The Bude Canal Trust is a small, local charity that owns and maintains the Bude Aqueduct, a five-mile long stretch of the old feeder canal that runs from Lower Tamar Lake down to the River Tamar. The canal is accessible from several points and a well-maintained path that is open to the public runs the full length of the canal. The charity’s aims are to retain the historic interest of the old canal while managing what has become an important wildlife area. The trust is the major single landowner of the canal, and exists to retain and enhance the historic interest of its length and to manage it appropriately for its wildlife importance and low-key recreation potential.

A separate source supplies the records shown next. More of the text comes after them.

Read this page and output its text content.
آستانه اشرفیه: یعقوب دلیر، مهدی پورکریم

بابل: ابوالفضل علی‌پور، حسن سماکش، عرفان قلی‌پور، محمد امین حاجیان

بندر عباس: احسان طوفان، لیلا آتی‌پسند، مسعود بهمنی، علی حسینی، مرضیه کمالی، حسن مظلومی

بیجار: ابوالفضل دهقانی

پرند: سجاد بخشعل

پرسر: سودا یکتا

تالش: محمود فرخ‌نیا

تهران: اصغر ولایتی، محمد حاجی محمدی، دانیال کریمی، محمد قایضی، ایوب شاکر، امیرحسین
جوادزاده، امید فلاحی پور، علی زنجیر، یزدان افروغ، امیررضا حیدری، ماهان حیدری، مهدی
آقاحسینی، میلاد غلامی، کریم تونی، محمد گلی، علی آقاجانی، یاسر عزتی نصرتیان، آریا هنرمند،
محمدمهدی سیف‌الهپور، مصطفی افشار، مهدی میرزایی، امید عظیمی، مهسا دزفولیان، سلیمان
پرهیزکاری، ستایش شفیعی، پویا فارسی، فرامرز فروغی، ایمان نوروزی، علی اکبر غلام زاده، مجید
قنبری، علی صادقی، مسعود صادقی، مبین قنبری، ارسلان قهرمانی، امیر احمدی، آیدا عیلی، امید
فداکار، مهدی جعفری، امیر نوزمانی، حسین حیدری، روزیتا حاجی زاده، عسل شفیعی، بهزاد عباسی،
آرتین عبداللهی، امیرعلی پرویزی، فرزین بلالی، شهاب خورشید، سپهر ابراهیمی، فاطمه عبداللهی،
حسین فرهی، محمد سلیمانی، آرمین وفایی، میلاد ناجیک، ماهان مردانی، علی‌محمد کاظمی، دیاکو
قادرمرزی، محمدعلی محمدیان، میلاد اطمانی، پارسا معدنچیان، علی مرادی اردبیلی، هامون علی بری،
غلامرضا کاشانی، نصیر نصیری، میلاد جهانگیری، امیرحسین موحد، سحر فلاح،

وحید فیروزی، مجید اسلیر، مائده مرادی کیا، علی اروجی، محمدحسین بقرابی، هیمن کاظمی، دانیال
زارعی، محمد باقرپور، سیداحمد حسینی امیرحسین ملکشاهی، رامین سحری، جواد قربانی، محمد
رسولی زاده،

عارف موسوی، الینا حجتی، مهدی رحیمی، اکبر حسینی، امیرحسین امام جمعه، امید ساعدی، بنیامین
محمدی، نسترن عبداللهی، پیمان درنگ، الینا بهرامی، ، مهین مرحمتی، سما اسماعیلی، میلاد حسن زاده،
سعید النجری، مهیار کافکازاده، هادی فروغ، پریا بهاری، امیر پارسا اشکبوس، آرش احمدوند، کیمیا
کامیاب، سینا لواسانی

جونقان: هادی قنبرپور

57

The Bude Canal is of considerable historic interest, featuring some of the most unusual and ingenious engineering of the canal-building era in the 19th century. The Aqueduct Branch of the system, which is the length in the ownership of the Bude Canal Trust, was the original feeder arm for the whole canal system, although it was later also used as part of the general canal network.
With fewer than 50 members, the trust is heavily dependent on a handful of volunteers, most of whom are now in their 70s. Every Wednesday an intrepid party of volunteers ventures out to cut back the brush that encroaches on the path, cut back trees that have fallen across the path, and keep the dry canal bed free of obstructions. There is always plenty to keep us busy and the more helpers we have the better. Most of the work is clearing and burning the cut material. We are generally there between 10am and until we get too tired, which is usually about 4pm. If you have a few hours free on Wednesdays then join the BCT, or if you do not want to join, just come along and get some fresh air, exercise, and comradeship with like-minded volunteers.
By joining the Trust you will be helping to maintain an important recreational, historical, and natural wildlife asset. The Bude Canal has a history spanning some 190 years. Although never the centre of an area of intense activity, it does have a history as rich as many other canals. This historical thread continues to the present day, despite the canal no longer operating as a working waterway. The range of its uses and the heritage engineering features within it mean that its history continues to unfold and fascinate. For just £15 per year, or Life Membership for £180, you can be part of an organization that is making a difference.
Although the canal aqueduct is primarily an historic item it is also important as an area that is looked after for its wildlife interest as well. The fact that it passes through two of the Devon Wildlife Trust’s nature reserves (Dunsden National Nature Reserve and Vealand Farm Reserve) indicates the kind of value there is in the area. The reserves are based on the culm grassland and much of the wildlife associated with it may be seen along the towpath.
The tranquillity of the path and the rural scenery with the wildlife and flowers make for an enjoyable walk. Several leaflets are available which describe the towpath walk and the history, as well as other nearby canal-related walks. Brochures are available free from the Holsworthy Visitor Centre or the Tamar Lake Café (TLC Café) at Upper Tamar Lake.